À savoir ! La totalité du prix d’achat d’un logiciel – trai-tement de texte, tableur – peut être déduite au titre de l’année de l’achat, même si son prix dépasse 500 € HT.
Elle couvre les dépenses professionnelles courantes : déplacement du domicile au travail, frais de repas sur le lieu de travail, frais de documentation personnelle, de mise à jour des connaissances.
En revanche, certaines dépenses spécifiques ne sont pas couvertes : invitations à déjeuner, à dîner ou cadeaux offerts dans le cadre des obligations professionnelles, frais liés aux déplacements professionnels (notes d’hôtel, de restaurant, de train, d’avion), frais de déménagement ou de double résidence en cas de mutation. Si l’employeur octroie au salarié des indemnités pour le défrayer ou lui rembourser les frais engagés, les sommes ainsi versées ne sont pas imposables.
La déduction est calculée sur le total des sommes imposées dans la catégorie des salaires, y compris, le cas échéant, sur le montant des indemnités journalières de maladie ou des allocations de chômage.

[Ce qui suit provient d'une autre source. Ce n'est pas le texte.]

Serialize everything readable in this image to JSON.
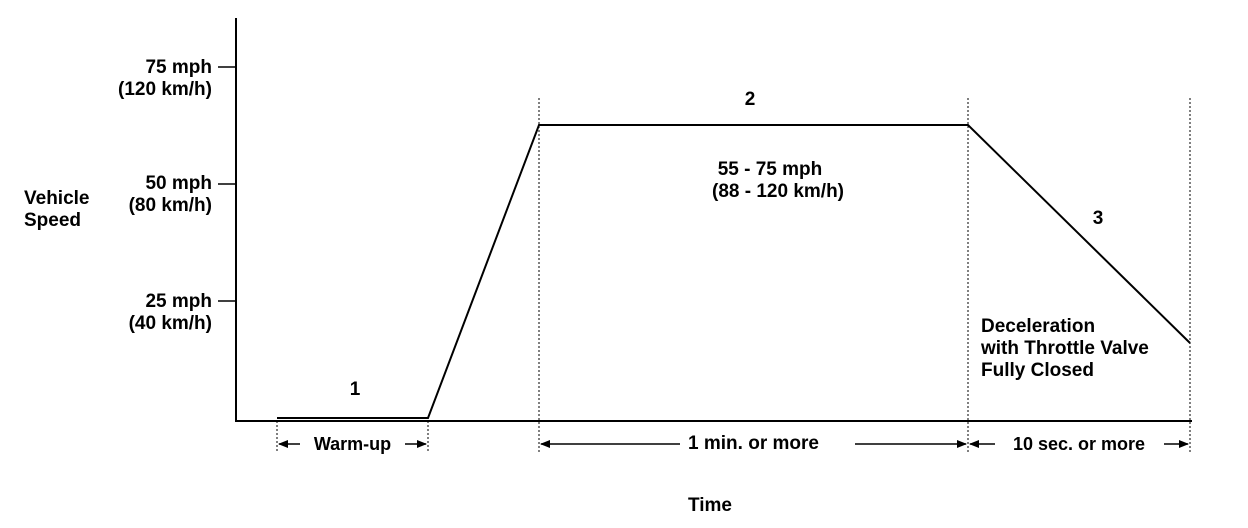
{
  "y_axis": {
    "label": [
      "Vehicle",
      "Speed"
    ],
    "ticks": [
      {
        "mph": "75 mph",
        "kmh": "(120 km/h)"
      },
      {
        "mph": "50 mph",
        "kmh": "(80 km/h)"
      },
      {
        "mph": "25 mph",
        "kmh": "(40 km/h)"
      }
    ]
  },
  "x_axis": {
    "label": "Time"
  },
  "phases": [
    {
      "number": "1",
      "duration": "Warm-up"
    },
    {
      "number": "2",
      "speed_range": [
        "55 - 75 mph",
        "(88 - 120 km/h)"
      ],
      "duration": "1 min. or  more"
    },
    {
      "number": "3",
      "description": [
        "Deceleration",
        "with Throttle Valve",
        "Fully Closed"
      ],
      "duration": "10 sec. or  more"
    }
  ]
}
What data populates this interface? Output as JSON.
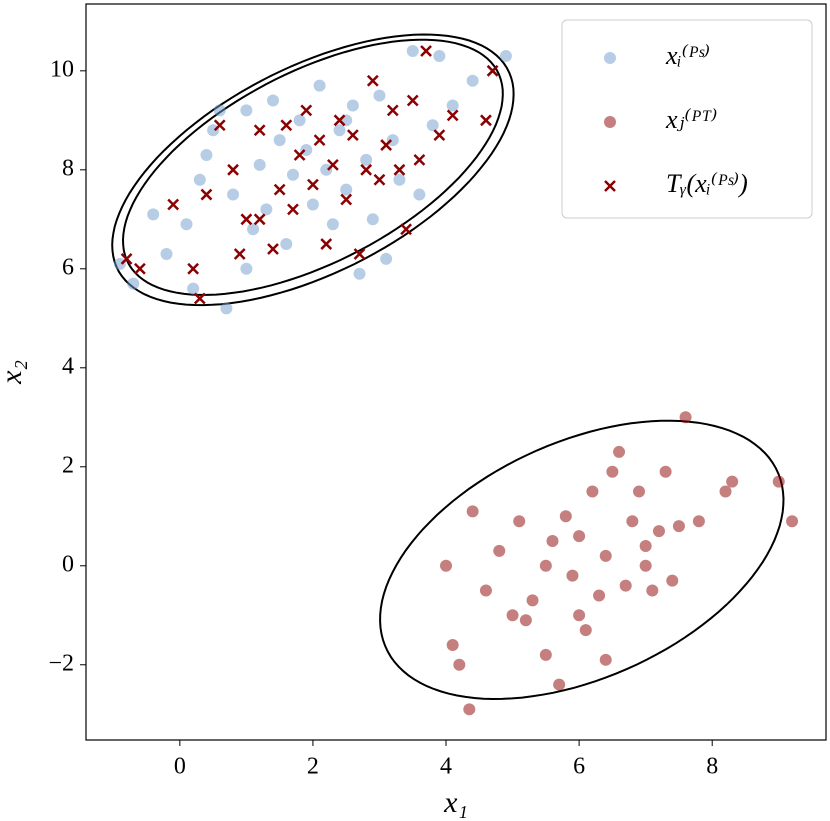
{
  "chart_data": {
    "type": "scatter",
    "xlabel": "x₁",
    "ylabel": "x₂",
    "xlim": [
      -1.41,
      9.71
    ],
    "ylim": [
      -3.52,
      11.35
    ],
    "xticks": [
      0,
      2,
      4,
      6,
      8
    ],
    "yticks": [
      {
        "value": -2,
        "label": "−2"
      },
      0,
      2,
      4,
      6,
      8,
      10
    ],
    "legend": "upper right",
    "series": [
      {
        "name": "xᵢ⁽ᴾˢ⁾",
        "color": "#6f9ccc",
        "marker": "circle",
        "x": [
          -0.9,
          -0.7,
          -0.4,
          -0.2,
          0.1,
          0.3,
          0.4,
          0.5,
          0.7,
          0.8,
          1.0,
          1.1,
          1.2,
          1.3,
          1.4,
          1.5,
          1.6,
          1.7,
          1.8,
          1.9,
          2.0,
          2.1,
          2.2,
          2.3,
          2.4,
          2.5,
          2.6,
          2.7,
          2.8,
          2.9,
          3.0,
          3.1,
          3.2,
          3.3,
          3.5,
          3.6,
          3.8,
          4.1,
          4.4,
          4.9,
          0.2,
          1.0,
          2.5,
          3.9,
          0.6
        ],
        "values": [
          6.1,
          5.7,
          7.1,
          6.3,
          6.9,
          7.8,
          8.3,
          8.8,
          5.2,
          7.5,
          9.2,
          6.8,
          8.1,
          7.2,
          9.4,
          8.6,
          6.5,
          7.9,
          9.0,
          8.4,
          7.3,
          9.7,
          8.0,
          6.9,
          8.8,
          7.6,
          9.3,
          5.9,
          8.2,
          7.0,
          9.5,
          6.2,
          8.6,
          7.8,
          10.4,
          7.5,
          8.9,
          9.3,
          9.8,
          10.3,
          5.6,
          6.0,
          9.0,
          10.3,
          9.2
        ]
      },
      {
        "name": "xⱼ⁽ᴾᵀ⁾",
        "color": "#8b0000",
        "marker": "circle",
        "x": [
          4.0,
          4.1,
          4.2,
          4.4,
          4.35,
          4.6,
          4.8,
          5.0,
          5.1,
          5.3,
          5.5,
          5.6,
          5.7,
          5.8,
          5.9,
          6.0,
          6.1,
          6.2,
          6.3,
          6.4,
          6.5,
          6.6,
          6.7,
          6.8,
          6.9,
          7.0,
          7.1,
          7.2,
          7.3,
          7.4,
          7.5,
          7.6,
          7.8,
          8.2,
          8.3,
          9.0,
          9.2,
          5.2,
          6.0,
          7.0,
          5.5,
          6.4
        ],
        "values": [
          0.0,
          -1.6,
          -2.0,
          1.1,
          -2.9,
          -0.5,
          0.3,
          -1.0,
          0.9,
          -0.7,
          -1.8,
          0.5,
          -2.4,
          1.0,
          -0.2,
          0.6,
          -1.3,
          1.5,
          -0.6,
          0.2,
          1.9,
          2.3,
          -0.4,
          0.9,
          1.5,
          0.0,
          -0.5,
          0.7,
          1.9,
          -0.3,
          0.8,
          3.0,
          0.9,
          1.5,
          1.7,
          1.7,
          0.9,
          -1.1,
          -1.0,
          0.4,
          0.0,
          -1.9
        ]
      },
      {
        "name": "Tᵧ(xᵢ⁽ᴾˢ⁾)",
        "color": "#8b0000",
        "marker": "x",
        "x": [
          -0.8,
          -0.6,
          -0.1,
          0.2,
          0.3,
          0.4,
          0.6,
          0.8,
          0.9,
          1.0,
          1.2,
          1.4,
          1.5,
          1.6,
          1.7,
          1.8,
          1.9,
          2.0,
          2.1,
          2.2,
          2.3,
          2.4,
          2.5,
          2.6,
          2.7,
          2.8,
          2.9,
          3.0,
          3.1,
          3.2,
          3.3,
          3.5,
          3.6,
          3.7,
          3.9,
          4.1,
          4.6,
          4.7,
          3.4,
          1.2
        ],
        "values": [
          6.2,
          6.0,
          7.3,
          6.0,
          5.4,
          7.5,
          8.9,
          8.0,
          6.3,
          7.0,
          8.8,
          6.4,
          7.6,
          8.9,
          7.2,
          8.3,
          9.2,
          7.7,
          8.6,
          6.5,
          8.1,
          9.0,
          7.4,
          8.7,
          6.3,
          8.0,
          9.8,
          7.8,
          8.5,
          9.2,
          8.0,
          9.4,
          8.2,
          10.4,
          8.7,
          9.1,
          9.0,
          10.0,
          6.8,
          7.0
        ]
      }
    ],
    "ellipses": [
      {
        "center": [
          2.0,
          8.0
        ],
        "axes": [
          3.6,
          1.9
        ],
        "angle": 40
      },
      {
        "center": [
          2.0,
          8.05
        ],
        "axes": [
          3.42,
          1.76
        ],
        "angle": 40
      },
      {
        "center": [
          6.04,
          0.12
        ],
        "axes": [
          3.5,
          2.2
        ],
        "angle": 40
      }
    ]
  }
}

Pour chaque membre du foyer fiscal imposé dans la catégorie des salaires, le montant est compris entre un minimum de 401 € et un maximum de 13 501 €. Pour les chômeurs de longue durée (inscrits à l’ANPE durant au moins douze mois consécutifs), le montant minimal est fixé à 880 €.
Déduction des frais réels
Si la déduction forfaitaire est insuffisante pour couvrir la totalité de ses frais professionnels, le salarié peut y renoncer et opter pour la déduction de ses frais réels. En contrepartie, s’il perçoit des indemnités pour frais professionnels, celles-ci deviennent imposables.

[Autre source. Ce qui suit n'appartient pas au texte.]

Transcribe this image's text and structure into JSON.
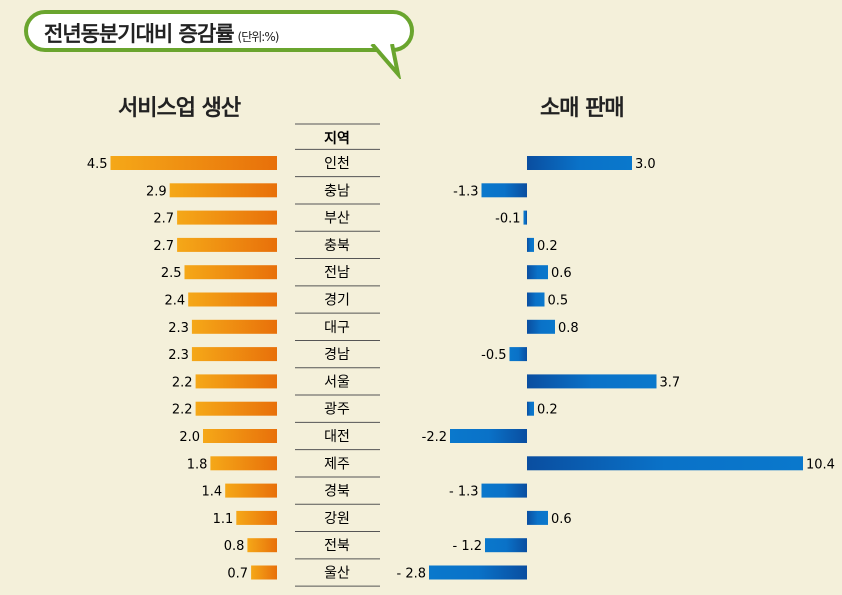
{
  "title": "전년동분기대비 증감률",
  "unit": "(단위:%)",
  "chart_data": [
    {
      "type": "bar",
      "orientation": "horizontal",
      "title": "서비스업 생산",
      "category_header": "지역",
      "categories": [
        "인천",
        "충남",
        "부산",
        "충북",
        "전남",
        "경기",
        "대구",
        "경남",
        "서울",
        "광주",
        "대전",
        "제주",
        "경북",
        "강원",
        "전북",
        "울산"
      ],
      "values": [
        4.5,
        2.9,
        2.7,
        2.7,
        2.5,
        2.4,
        2.3,
        2.3,
        2.2,
        2.2,
        2.0,
        1.8,
        1.4,
        1.1,
        0.8,
        0.7
      ],
      "labels": [
        "4.5",
        "2.9",
        "2.7",
        "2.7",
        "2.5",
        "2.4",
        "2.3",
        "2.3",
        "2.2",
        "2.2",
        "2.0",
        "1.8",
        "1.4",
        "1.1",
        "0.8",
        "0.7"
      ],
      "color": "#f09a10"
    },
    {
      "type": "bar",
      "orientation": "horizontal",
      "title": "소매 판매",
      "categories": [
        "인천",
        "충남",
        "부산",
        "충북",
        "전남",
        "경기",
        "대구",
        "경남",
        "서울",
        "광주",
        "대전",
        "제주",
        "경북",
        "강원",
        "전북",
        "울산"
      ],
      "values": [
        3.0,
        -1.3,
        -0.1,
        0.2,
        0.6,
        0.5,
        0.8,
        -0.5,
        3.7,
        0.2,
        -2.2,
        10.4,
        -1.3,
        0.6,
        -1.2,
        -2.8
      ],
      "labels": [
        "3.0",
        "-1.3",
        "-0.1",
        "0.2",
        "0.6",
        "0.5",
        "0.8",
        "-0.5",
        "3.7",
        "0.2",
        "-2.2",
        "10.4",
        "- 1.3",
        "0.6",
        "- 1.2",
        "- 2.8"
      ],
      "color": "#0a6cc0"
    }
  ]
}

Chacun des membres du foyer fiscal peut choisir la solution qui lui convient le mieux. Par ailleurs, le contribuable n’est pas obligé de répéter le même choix chaque année. Par exemple, un salarié qui a supporté en 2007 des frais professionnels particulièrement élevés, peut opter pour la déduction de ses frais professionnels réels en 2007 et revenir à la déduction forfaitaire en 2008.

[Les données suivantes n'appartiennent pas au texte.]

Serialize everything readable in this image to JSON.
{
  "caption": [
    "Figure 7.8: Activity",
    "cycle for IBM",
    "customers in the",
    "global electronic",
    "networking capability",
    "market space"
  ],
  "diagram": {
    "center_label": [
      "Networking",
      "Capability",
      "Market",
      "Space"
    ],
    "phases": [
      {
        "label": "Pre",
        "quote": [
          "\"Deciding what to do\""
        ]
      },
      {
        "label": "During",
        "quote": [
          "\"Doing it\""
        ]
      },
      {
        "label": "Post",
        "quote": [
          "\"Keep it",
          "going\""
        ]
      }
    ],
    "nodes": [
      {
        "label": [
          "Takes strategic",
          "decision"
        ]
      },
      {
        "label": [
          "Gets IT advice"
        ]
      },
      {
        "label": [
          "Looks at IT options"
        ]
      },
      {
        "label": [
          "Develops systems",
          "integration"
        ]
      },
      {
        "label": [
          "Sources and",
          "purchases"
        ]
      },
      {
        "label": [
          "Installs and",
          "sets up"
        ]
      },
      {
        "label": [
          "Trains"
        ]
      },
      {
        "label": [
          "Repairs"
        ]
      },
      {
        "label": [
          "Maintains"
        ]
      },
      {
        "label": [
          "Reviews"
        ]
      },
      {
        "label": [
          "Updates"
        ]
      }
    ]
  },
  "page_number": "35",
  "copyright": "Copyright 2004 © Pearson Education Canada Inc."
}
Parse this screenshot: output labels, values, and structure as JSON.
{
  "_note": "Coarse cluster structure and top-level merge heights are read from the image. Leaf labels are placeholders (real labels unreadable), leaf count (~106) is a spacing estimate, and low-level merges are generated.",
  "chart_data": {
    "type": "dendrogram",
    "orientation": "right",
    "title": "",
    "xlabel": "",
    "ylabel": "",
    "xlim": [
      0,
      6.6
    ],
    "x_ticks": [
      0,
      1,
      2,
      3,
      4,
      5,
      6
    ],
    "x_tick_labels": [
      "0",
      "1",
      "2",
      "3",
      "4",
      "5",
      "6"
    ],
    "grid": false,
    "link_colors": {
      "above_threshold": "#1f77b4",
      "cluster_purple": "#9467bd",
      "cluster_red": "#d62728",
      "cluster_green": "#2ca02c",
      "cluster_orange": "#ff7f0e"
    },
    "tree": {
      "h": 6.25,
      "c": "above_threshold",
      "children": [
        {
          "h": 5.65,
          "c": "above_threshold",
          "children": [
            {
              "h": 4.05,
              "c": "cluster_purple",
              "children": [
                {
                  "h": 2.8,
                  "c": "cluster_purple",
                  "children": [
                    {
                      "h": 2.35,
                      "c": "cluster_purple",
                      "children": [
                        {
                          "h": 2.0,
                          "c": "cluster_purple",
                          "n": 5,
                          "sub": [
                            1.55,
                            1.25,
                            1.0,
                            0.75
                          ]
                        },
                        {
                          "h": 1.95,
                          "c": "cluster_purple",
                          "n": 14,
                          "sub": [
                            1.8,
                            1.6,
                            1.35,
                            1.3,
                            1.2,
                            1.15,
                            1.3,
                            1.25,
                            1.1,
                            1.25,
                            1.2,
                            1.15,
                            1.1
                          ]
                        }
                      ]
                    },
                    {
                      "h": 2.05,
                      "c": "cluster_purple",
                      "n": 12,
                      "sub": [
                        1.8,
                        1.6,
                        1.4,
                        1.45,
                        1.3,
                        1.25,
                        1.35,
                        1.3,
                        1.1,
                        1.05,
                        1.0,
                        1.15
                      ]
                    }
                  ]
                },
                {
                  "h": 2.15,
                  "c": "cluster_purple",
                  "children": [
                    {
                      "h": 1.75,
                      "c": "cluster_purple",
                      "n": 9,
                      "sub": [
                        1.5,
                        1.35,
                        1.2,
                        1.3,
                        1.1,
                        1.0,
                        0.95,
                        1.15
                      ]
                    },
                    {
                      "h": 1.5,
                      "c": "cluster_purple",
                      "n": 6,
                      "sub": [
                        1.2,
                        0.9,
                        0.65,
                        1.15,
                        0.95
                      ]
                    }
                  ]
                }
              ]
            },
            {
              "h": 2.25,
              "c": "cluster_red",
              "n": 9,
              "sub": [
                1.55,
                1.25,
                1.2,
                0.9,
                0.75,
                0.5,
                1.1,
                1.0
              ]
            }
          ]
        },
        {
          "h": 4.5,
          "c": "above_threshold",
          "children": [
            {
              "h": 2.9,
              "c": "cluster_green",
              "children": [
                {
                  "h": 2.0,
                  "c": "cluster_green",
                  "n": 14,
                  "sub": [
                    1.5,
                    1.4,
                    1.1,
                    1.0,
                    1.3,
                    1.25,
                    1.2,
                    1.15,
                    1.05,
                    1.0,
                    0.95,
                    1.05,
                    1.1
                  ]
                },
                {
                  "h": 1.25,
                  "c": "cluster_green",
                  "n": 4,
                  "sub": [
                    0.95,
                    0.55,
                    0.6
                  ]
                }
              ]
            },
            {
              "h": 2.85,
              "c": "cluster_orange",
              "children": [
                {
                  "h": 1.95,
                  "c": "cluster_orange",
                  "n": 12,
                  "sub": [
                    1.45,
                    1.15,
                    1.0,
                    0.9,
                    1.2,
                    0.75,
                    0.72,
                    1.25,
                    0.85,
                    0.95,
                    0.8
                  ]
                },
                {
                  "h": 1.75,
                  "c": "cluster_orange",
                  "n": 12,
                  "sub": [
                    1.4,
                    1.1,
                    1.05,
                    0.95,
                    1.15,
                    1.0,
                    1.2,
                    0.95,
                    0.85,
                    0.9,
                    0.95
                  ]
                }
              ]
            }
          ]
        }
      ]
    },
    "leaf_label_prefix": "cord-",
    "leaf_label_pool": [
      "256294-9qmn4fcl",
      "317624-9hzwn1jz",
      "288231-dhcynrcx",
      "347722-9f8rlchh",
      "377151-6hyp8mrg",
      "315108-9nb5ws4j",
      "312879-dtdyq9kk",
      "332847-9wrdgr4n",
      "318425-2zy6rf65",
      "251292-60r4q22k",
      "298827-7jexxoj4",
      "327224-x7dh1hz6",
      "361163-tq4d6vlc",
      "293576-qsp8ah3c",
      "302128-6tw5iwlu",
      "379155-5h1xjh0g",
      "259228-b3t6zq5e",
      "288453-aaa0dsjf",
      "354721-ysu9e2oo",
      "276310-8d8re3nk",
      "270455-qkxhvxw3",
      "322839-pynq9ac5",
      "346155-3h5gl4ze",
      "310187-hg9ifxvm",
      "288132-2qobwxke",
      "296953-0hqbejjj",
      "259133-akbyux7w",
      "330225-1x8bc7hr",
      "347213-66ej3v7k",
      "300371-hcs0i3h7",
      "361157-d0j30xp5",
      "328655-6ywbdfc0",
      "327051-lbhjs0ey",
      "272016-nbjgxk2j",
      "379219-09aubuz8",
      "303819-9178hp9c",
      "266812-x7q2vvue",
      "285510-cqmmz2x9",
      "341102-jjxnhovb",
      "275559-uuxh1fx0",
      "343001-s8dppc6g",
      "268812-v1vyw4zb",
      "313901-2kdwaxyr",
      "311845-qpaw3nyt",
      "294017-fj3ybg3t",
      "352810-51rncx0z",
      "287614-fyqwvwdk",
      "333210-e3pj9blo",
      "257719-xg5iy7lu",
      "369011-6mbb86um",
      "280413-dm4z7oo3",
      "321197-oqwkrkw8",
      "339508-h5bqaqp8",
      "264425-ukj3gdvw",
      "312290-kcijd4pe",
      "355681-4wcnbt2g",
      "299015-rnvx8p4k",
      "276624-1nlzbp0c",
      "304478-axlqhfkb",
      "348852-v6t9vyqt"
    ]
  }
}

S’il opte pour la déduction de ses frais réels, le contribuable peut déduire tous les frais occasionnés directement par l’exercice de sa profession, à l’exclusion des dépenses privées ou engagées pour sa convenance personnelle.
Dans tous les cas, il doit pouvoir justifier de la réalité de ses dépenses, de leur caractère professionnel et de leur montant. Il n’a pas de justificatifs à joindre à sa déclaration, mais il doit être en mesure de les présenter au service des impôts.
Frais de transport entre domicile et lieu de travail
Lorsque la distance entre le lieu de travail et le domicile ne dépasse pas 40 km, les frais de transport sont intégralement déductibles, à raison d’un aller-retour quotidien.
Toutefois, le salarié peut déduire un second trajet aller et retour s’il rentre chez lui pour déjeuner et qu’il peut justifier de circonstances particulières, comme des problèmes personnels de santé, l’impossibilité de prendre ses repas à proximité de son travail, des horaires de travail atypiques ou encore la présence à son domicile d’une personne ayant besoin de sa présence à l’heure des repas.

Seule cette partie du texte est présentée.